One of the few great benefits of this last election is that we are now free to identify nonsense where it is.  We no longer need to guard our words so as not to offend potential swing voters.  Stupidity won this last election and is now in charge.  Such a circumstance means that now is the time to point it out and not mince words while doing it.  The left can have their victory and the power that goes with it, but they are not entitled to defy reason without consequence.  They will drive this nation further and further towards ruin and they should have their stupidity pointed out as we go along.  To do anything less would make us even more stupid than they are.  I for one will use the intellect God gave me.

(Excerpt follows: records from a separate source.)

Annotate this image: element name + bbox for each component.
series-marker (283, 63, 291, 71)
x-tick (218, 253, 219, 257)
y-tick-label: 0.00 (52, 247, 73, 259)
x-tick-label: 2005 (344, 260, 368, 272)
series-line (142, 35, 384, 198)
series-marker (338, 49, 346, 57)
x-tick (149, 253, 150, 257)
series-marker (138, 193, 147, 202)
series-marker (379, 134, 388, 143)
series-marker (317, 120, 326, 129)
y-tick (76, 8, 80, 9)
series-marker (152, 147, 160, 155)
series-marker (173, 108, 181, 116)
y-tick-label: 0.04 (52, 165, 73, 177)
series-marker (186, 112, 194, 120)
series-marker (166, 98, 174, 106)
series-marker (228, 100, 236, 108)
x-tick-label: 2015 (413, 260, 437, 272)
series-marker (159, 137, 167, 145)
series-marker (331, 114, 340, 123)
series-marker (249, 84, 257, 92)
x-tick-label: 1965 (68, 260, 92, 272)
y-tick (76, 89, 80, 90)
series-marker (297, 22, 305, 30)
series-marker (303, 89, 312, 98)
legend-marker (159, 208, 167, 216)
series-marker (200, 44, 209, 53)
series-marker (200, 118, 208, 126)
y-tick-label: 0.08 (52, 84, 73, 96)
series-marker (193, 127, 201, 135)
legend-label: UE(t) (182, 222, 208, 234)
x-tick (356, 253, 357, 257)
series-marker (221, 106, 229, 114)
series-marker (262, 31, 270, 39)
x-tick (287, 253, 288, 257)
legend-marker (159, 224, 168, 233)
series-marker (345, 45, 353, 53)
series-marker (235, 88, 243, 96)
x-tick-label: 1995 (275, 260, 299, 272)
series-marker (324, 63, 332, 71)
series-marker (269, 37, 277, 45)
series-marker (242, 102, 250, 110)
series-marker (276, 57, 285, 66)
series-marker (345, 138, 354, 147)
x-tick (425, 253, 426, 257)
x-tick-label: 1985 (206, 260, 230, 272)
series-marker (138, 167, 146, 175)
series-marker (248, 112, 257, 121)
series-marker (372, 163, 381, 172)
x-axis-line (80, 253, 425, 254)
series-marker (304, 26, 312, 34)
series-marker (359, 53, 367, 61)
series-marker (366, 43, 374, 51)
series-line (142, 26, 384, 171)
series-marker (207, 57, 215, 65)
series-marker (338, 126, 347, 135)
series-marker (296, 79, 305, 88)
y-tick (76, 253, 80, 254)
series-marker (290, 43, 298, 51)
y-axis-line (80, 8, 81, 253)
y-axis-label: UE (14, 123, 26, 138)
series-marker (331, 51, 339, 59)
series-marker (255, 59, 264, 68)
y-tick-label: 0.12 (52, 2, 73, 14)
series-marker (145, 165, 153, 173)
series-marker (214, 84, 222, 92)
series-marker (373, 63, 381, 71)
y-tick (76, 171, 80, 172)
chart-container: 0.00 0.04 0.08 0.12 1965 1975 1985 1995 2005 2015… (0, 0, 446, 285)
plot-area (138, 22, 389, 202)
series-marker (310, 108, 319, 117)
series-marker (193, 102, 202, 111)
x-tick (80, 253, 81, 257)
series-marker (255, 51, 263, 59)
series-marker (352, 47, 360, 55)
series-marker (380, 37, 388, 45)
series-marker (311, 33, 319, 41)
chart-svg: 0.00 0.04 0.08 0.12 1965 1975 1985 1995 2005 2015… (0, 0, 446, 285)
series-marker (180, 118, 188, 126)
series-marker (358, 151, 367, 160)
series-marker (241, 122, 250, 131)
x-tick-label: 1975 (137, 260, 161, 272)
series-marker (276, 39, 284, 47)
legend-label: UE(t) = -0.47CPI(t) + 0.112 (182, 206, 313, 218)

In conclusion, Nancy Pelosi is suggesting idiocy, but as much as I'd like to respect her reasoning capabilities more, I have to say this doesn't surprise me.  It's not that she's an idiot, since that would be someone who can't even be counted on to breath on their own.  Rather I suspect she has been poorly served by her education.  That is probably behind all of the people who's political, legal, and rational opinions defy reality.  Getting them to come out of their mass delusion is likely going to be a long hard task, but at least we'll be able to have some fun laughing at them.  And no, not that we'll be laughing at them as we point out their idiocy.  That would be unnecessarily cruel.  We will get our laughs when they just keep coming back with the same nonsense and try to impress us with things like modern academia's answer to alchemy, which happens to be much of the Ivy League, Oxford and Cambridge.  We will just counter their attempts at academic snobbery with reality and listen for the gates of pseudo-academia to start crumbling.